Thief walks out of US gallery with $20,000 etching

For an art heist, it was a simple affair. A man ducked into a San Francisco gallery and walked out less than a minute later holding one of its best pieces: a $20,000 (approximately Rs 14,00,00) Salvador Dali etching. "I was alone at the gallery and turned my back for a minute, and when I looked, it was gone," Rasjad Hopkins, an associate director of the gallery, said on Tuesday. "I never saw the person."
The artwork, a limited-edition hand-coloured 1960s surrealist etching titled "La Girafe en Feu," or "The Giraffe on Fire," had been sitting on an easel at the gallery, Dennis Rae Fine Art, when it was taken on Sunday. Normally, the Spanish artist's work would be tethered to the easel, Hopkins said, but on the day of the theft it was not. A security camera in the gallery was not turned on at the time.

But surveillance footage of the incident obtained by ABC7 News shows a man in a blue cap and a blue Nike shirt enter the gallery, with a second person in pink pants waiting outside. The man then appears to make his escape with the etching in his right hand.

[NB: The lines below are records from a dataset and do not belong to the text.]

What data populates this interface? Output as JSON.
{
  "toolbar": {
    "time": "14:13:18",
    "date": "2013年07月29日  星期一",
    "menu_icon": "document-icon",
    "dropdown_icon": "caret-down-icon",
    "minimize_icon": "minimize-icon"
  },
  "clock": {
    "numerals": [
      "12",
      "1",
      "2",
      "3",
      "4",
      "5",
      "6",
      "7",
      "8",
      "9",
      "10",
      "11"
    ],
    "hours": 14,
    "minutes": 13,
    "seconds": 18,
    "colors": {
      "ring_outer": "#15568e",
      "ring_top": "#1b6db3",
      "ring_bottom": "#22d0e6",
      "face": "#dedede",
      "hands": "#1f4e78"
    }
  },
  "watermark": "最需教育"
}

The piece is one of seven original etchings from a suite of work influenced by Pablo Picasso known as "Tauromachie Surrealiste", which translates to "Surrealist bullfighting." "It could be quickly identified," said Joan Kropf, chief curator at the Dali Museum in Florida. The piece was insured and the gallery had obtained it from a French museum, Hopkins said. Galleries who recognise the work as stolen may report it to authorities. Pawn shops often ask for identification. The thief could try to start a bidding war on eBay, which could bring the wrong kind of attention. Or he could simply install it in his living room and admire it.